É precisamente nesse contexto que se revela o propósito da manifestação impugnada: obter deste D. Juízo, de forma antecipada, genérica e sem contraditório, a chancela dos critérios que a Administradora Judicial pretende aplicar na análise das habilitações e impugnações pendentes, de modo a esvaziar, na prática, o exame individual de cada crédito.

Ou seja, acolhidos previamente os critérios, as habilitações e impugnações pendentes (arts. 8º e 13 da LRF) se converteriam em mera formalidade de resultado predeterminado, em inversão completa do sistema legal: a decisão viria antes do contraditório, e não depois dele.

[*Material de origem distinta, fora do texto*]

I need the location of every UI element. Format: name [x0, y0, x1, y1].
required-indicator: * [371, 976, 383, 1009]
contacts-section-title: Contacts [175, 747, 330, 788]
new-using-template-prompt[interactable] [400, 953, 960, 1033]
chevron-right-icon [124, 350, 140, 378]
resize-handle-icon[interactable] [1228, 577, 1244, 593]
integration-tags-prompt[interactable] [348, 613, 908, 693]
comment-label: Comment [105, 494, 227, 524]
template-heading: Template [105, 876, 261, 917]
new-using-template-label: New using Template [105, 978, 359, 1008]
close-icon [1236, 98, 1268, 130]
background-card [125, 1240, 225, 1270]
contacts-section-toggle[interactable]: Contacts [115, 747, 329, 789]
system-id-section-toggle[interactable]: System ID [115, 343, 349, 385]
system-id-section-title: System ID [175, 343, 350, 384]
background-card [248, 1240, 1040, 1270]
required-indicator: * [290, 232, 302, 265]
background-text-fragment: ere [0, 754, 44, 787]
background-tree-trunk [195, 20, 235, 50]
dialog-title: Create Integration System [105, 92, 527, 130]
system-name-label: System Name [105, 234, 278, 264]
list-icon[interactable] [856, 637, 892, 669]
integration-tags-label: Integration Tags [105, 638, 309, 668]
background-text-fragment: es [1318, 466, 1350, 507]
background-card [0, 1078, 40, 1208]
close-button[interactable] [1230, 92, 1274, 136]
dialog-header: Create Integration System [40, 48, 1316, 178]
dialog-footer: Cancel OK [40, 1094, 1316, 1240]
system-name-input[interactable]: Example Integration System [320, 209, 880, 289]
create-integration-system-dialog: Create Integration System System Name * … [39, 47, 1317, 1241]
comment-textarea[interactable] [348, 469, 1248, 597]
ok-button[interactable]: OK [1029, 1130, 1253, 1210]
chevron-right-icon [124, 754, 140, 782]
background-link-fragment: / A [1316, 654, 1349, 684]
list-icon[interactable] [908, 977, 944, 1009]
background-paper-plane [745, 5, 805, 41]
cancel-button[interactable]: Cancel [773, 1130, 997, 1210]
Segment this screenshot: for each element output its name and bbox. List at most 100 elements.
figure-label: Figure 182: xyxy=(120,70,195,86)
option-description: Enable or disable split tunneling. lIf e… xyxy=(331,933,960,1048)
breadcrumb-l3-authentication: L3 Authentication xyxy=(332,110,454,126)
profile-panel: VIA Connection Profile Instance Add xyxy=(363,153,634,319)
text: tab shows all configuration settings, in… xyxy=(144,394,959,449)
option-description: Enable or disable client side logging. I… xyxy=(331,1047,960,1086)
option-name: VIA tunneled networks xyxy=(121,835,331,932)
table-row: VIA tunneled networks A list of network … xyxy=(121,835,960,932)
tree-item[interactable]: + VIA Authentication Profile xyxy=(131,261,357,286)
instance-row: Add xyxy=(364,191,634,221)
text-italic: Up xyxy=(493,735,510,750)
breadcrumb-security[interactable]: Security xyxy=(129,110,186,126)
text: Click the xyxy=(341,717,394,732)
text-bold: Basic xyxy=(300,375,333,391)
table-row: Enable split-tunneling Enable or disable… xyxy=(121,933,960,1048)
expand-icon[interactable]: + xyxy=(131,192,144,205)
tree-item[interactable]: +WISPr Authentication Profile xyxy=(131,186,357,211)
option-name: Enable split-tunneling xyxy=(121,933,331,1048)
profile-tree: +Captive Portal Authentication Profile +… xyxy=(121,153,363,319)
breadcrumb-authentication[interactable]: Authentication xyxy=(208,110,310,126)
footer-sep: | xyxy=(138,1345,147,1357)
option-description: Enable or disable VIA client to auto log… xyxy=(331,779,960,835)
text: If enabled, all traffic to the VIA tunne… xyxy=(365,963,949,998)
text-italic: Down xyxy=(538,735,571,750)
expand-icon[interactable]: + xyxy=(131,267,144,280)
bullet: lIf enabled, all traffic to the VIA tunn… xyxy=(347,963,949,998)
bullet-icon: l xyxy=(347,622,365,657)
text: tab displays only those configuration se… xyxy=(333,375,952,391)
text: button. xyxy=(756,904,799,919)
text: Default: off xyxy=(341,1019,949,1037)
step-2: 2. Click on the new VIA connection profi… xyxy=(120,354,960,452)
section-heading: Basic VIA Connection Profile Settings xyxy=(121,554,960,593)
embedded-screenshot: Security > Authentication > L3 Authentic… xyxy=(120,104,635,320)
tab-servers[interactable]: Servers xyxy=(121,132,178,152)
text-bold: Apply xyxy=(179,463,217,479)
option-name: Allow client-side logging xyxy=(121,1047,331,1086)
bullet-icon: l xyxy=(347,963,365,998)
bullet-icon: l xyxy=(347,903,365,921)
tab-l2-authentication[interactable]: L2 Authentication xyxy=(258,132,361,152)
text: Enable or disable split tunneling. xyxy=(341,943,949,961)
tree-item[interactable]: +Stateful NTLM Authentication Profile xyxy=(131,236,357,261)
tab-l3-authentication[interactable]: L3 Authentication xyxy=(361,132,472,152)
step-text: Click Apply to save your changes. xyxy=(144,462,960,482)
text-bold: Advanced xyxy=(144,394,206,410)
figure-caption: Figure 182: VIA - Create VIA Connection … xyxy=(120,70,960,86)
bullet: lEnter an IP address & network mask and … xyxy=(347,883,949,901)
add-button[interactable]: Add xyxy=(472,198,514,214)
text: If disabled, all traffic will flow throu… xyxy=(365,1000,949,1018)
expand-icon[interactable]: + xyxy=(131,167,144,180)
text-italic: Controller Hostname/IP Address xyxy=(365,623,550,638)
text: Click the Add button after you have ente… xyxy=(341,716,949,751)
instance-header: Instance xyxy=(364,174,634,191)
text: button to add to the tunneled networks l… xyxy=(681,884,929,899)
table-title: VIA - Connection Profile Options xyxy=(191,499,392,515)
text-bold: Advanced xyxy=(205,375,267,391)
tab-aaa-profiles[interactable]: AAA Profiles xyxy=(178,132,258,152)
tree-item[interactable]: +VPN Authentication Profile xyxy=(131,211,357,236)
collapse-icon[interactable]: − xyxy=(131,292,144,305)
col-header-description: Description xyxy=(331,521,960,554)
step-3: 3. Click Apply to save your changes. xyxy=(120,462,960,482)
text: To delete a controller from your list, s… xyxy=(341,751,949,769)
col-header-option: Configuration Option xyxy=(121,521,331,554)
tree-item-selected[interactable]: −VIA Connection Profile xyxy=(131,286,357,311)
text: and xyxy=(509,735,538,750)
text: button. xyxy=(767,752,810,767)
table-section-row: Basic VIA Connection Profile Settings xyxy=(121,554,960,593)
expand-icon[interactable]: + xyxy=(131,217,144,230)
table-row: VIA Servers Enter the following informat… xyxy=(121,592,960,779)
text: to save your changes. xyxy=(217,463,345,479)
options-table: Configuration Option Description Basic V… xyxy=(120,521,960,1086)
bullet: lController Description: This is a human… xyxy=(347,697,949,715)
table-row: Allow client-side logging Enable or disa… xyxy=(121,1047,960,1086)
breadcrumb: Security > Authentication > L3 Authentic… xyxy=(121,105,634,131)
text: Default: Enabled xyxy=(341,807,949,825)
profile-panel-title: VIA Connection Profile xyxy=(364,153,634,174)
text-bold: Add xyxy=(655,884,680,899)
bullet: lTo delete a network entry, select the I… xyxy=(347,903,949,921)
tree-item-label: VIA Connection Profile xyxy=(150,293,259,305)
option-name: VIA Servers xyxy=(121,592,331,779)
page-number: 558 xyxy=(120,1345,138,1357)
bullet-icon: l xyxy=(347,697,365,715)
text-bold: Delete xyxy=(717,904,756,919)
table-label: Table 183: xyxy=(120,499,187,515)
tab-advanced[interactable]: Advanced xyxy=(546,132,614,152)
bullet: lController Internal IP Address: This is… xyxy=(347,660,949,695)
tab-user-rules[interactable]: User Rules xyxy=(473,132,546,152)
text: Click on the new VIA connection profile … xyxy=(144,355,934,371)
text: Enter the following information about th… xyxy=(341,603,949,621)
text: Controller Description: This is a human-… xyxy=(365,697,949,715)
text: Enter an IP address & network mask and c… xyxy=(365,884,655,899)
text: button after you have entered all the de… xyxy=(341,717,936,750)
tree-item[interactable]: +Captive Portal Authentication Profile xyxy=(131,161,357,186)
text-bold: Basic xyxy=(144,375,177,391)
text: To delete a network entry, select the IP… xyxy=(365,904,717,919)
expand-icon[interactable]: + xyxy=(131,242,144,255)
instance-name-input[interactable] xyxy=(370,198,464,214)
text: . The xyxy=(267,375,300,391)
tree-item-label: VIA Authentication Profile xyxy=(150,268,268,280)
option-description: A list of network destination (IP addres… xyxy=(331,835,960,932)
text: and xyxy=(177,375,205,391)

Por todas essas razões, a manifestação não comporta conhecimento nos termos em que formulada, impondo-se a preservação do rito legal de verificação de créditos.

IV. DOS PEDIDOS

Ante o exposto, requer-se:

(a) o não conhecimento da manifestação da Administradora Judicial por extrapolação das atribuições do art. 22 da Lei nº 11.101/2005 e por inadequação da via eleita;

(b) subsidiariamente, caso conhecida a manifestação, a intimação individual de TODOS os credores sócios participantes das SCPs para exercício do contraditório, principalmente aqueles sem advogado constituído, em prazo não inferior a 15 dias, antes de qualquer deliberação sobre os critérios propostos;

(c) a advertência à Administradora Judicial quanto aos deveres de imparcialidade e equidistância inerentes ao múnus, sob pena das providências do art. 31 da Lei nº 11.101/2005;

(d) a intimação do Ministério Público para que se manifeste, inclusive quanto aos indícios de pirâmide financeira reportados pela própria Administradora Judicial e às providências dos arts. 82-A e 168 e seguintes da Lei nº 11.101/2005;

Termos em que,

Pede deferimento.

São Paulo, dia 12 de junho de 2026

Patricia Rodrigues Barreiro

OAB/SP 436.374

Conteúdo informativo. Não constitui garantia de recuperação de valores, promessa de resultado ou manifestação definitiva sobre a situação individual de qualquer investidor ou credor.